Persist first, truncate second. The ordering is the whole game: it means a crash mid-snapshot can never leave you having thrown away entries you hadn’t safely captured.

Catching corruption before Raft sees it

Bad data must never reach the consensus layer. So corruption is detected early and contained:

  • log entries carry size and index validation,
  • the index builder truncates the log at the first inconsistent record,
  • metadata ranges are sanity-checked (first ≤ last),
  • snapshot markers flag incomplete writes for recovery.
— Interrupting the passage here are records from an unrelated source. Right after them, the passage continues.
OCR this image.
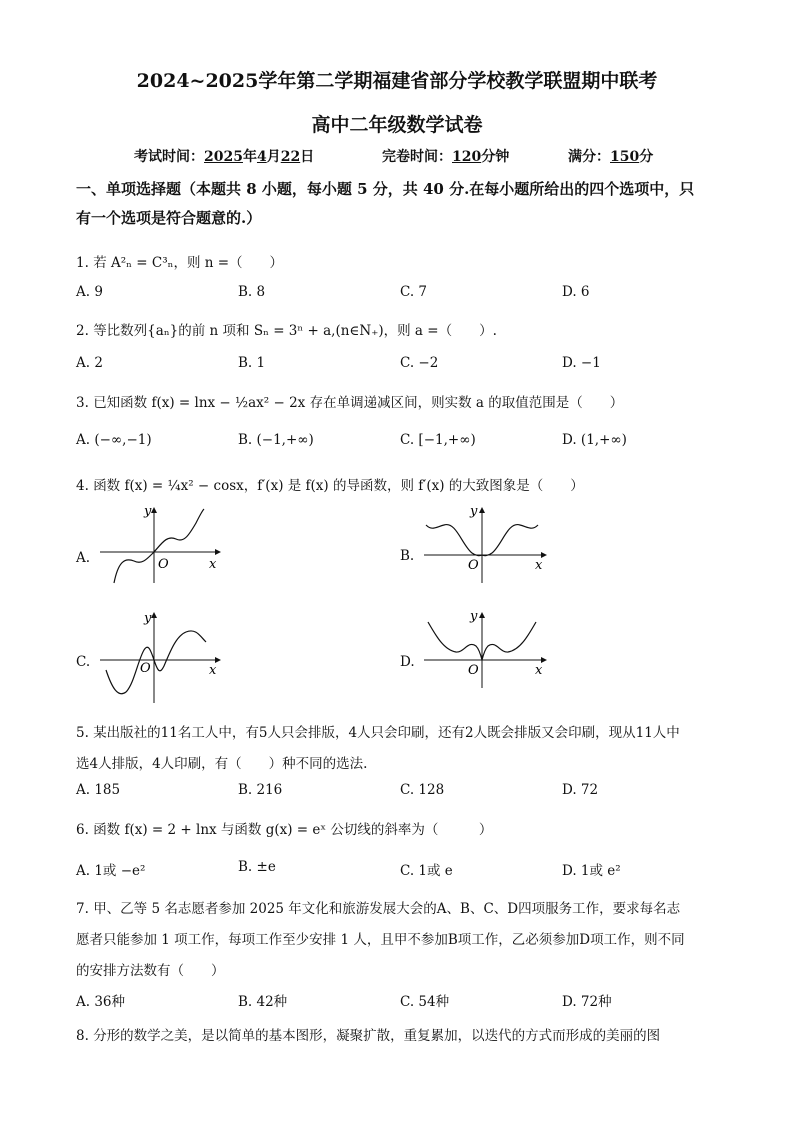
2024~2025学年第二学期福建省部分学校教学联盟期中联考
高中二年级数学试卷
考试时间：2025年4月22日	完卷时间：120分钟	满分：150分
一、单项选择题（本题共 8 小题，每小题 5 分，共 40 分.在每小题所给出的四个选项中，只
有一个选项是符合题意的.）
1. 若 A²ₙ = C³ₙ，则 n =（　　）
A. 9	B. 8	C. 7	D. 6
2. 等比数列{aₙ}的前 n 项和 Sₙ = 3ⁿ + a,(n∈N₊)，则 a =（　　）.
A. 2	B. 1	C. −2	D. −1
3. 已知函数 f(x) = lnx − ½ax² − 2x 存在单调递减区间，则实数 a 的取值范围是（　　）
A. (−∞,−1)	B. (−1,+∞)	C. [−1,+∞)	D. (1,+∞)
4. 函数 f(x) = ¼x² − cosx，f′(x) 是 f(x) 的导函数，则 f′(x) 的大致图象是（　　）
A.	B.
C.	D.
y
O	x
y
O	x
y
O	x
y
O	x
5. 某出版社的11名工人中，有5人只会排版，4人只会印刷，还有2人既会排版又会印刷，现从11人中
选4人排版，4人印刷，有（　　）种不同的选法.
A. 185	B. 216	C. 128	D. 72
6. 函数 f(x) = 2 + lnx 与函数 g(x) = eˣ 公切线的斜率为（　　　）
A. 1或 −e²	B. ±e	C. 1或 e	D. 1或 e²
7. 甲、乙等 5 名志愿者参加 2025 年文化和旅游发展大会的A、B、C、D四项服务工作，要求每名志
愿者只能参加 1 项工作，每项工作至少安排 1 人，且甲不参加B项工作，乙必须参加D项工作，则不同
的安排方法数有（　　）
A. 36种	B. 42种	C. 54种	D. 72种
8. 分形的数学之美，是以简单的基本图形，凝聚扩散，重复累加，以迭代的方式而形成的美丽的图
The recovery service orchestrates all of this at startup, so by the time Raft asks for an entry, it’s already been vouched for.

A tour of the code

Organized strictly by responsibility, so each piece is testable in isolation:

  • api.go — the Storage interface RaftLock consumes.
  • storage.goFileStorage, orchestrating init, recovery, thread-safety, and I/O.
  • writer.go / reader.go / rewriter.go — appending, reading, and atomic compaction of the log.
  • index.go — the in-memory indexToOffsetMap.
  • metadata.go — persisted log metadata (firstIndex, lastIndex).
  • snapshot.go — snapshot creation and loading.
  • recovery.go — automatic crash recovery driven by marker files.
  • locker.go — concurrency control with timeouts and deadlock prevention.
  • metrics.go — latency, I/O size, and error instrumentation.

Thread safety and the metrics that matter

FileStorage uses fine-grained locks, each scoped to one concern: stateMu guards the state file, logMu guards the log and metadata, snapshotMu guards snapshots. Each is wrapped in an rwOperationLocker that adds context cancellation, slow-operation logging, and timeouts so a stuck operation can’t silently deadlock the node.
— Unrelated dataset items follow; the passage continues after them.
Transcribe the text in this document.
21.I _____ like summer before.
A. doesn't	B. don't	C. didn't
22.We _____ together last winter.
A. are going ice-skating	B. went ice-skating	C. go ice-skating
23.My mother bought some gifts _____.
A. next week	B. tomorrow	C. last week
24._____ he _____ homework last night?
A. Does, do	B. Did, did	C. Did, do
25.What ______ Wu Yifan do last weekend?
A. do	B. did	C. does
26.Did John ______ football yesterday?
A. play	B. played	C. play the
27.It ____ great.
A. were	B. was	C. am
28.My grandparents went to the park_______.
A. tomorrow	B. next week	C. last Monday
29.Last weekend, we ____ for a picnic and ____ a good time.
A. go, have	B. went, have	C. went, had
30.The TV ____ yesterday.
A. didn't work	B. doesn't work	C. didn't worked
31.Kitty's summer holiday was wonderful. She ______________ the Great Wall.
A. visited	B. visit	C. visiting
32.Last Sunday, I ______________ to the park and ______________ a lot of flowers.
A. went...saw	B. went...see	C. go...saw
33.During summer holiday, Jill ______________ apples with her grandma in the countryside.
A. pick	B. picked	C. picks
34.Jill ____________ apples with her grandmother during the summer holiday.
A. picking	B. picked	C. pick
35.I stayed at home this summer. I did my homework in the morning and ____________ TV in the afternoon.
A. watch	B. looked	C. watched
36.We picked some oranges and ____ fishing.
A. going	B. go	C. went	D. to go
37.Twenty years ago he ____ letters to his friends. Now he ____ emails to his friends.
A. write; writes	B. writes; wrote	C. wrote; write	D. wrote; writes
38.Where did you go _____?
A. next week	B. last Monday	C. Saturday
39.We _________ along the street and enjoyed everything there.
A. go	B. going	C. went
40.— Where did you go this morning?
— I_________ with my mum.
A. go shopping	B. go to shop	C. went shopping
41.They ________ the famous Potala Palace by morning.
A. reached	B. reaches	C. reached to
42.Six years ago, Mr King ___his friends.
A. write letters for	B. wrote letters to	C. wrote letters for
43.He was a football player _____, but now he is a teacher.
When EnableMetrics is on, the layer exposes exactly the signals I’d want at 3am: append latency (avg and p99 — it gates Raft’s commit speed), log and snapshot sizes, operation rates, error counters, and slow-operation counts that point straight at I/O contention. GetMetricsSummary() prints it all as a human-readable report.

The trade-offs, stated plainly

I optimized for predictable safety and recoverability over raw throughput, every time:

  • Durability over throughputfsync per commit instead of batching. Slower, but every acknowledged entry is on disk, and the crash-recovery tests prove it.
  • Portability over kernel tricks — no mmap, no platform-specific magic, so behaviour is identical on Linux, macOS, and Windows.
  • Memory for speed — the index map trades RAM for O(log n) reads.
  • Explicit recovery over hidden journaling — marker files and atomic renames make crash recovery something you can read and test, not a black box.
  • Configurable complexity — async truncation, chunked I/O, and binary serialization are all optional knobs.
  • Binary by default, JSON when debugging — binary for throughput and footprint; JSON when I need to read state with my eyes.
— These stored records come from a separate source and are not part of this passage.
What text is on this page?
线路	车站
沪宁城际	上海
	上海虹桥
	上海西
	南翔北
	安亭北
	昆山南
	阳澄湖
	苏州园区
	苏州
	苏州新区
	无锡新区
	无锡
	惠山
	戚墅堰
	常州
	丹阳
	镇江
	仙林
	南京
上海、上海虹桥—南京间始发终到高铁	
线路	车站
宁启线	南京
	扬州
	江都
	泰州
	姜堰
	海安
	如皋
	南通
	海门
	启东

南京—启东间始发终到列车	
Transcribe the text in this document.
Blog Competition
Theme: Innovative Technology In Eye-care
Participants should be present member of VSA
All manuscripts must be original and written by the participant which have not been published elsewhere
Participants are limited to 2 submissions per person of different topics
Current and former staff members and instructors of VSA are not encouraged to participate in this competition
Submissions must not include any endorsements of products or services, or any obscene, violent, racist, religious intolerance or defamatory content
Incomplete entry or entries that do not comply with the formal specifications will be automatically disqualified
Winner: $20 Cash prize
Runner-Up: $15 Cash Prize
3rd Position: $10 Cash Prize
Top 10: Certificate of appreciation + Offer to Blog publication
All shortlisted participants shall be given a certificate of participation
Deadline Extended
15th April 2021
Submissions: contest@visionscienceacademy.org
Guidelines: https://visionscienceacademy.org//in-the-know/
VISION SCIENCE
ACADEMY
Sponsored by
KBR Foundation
How did I validate all this? The same way I validate everything in RaftLock: fault injection. Truncated writes, index mismatches, interrupted snapshots, rename failures mid-operation, concurrent readers and writers under contention — every error path (ErrCorruptedLog, ErrCorruptedSnapshot, ErrStorageIO) is deliberately triggered and verified. And every feature flag is toggled independently to confirm behaviour stays deterministic across configurations.

What’s next

A few directions I’m eyeing: pluggable backends (a RocksDB option for people who want it), batched fsync for high-throughput deployments, paged index structures for very large logs, and CRC32 checksums for even earlier corruption detection.

The takeaway I keep coming back to: durability isn’t a feature you add, it’s an ordering discipline you maintain — write, sync, then acknowledge; persist, then truncate. Get the order right and crash recovery stops being scary. Next up, the layer that ties everything together: the integration server.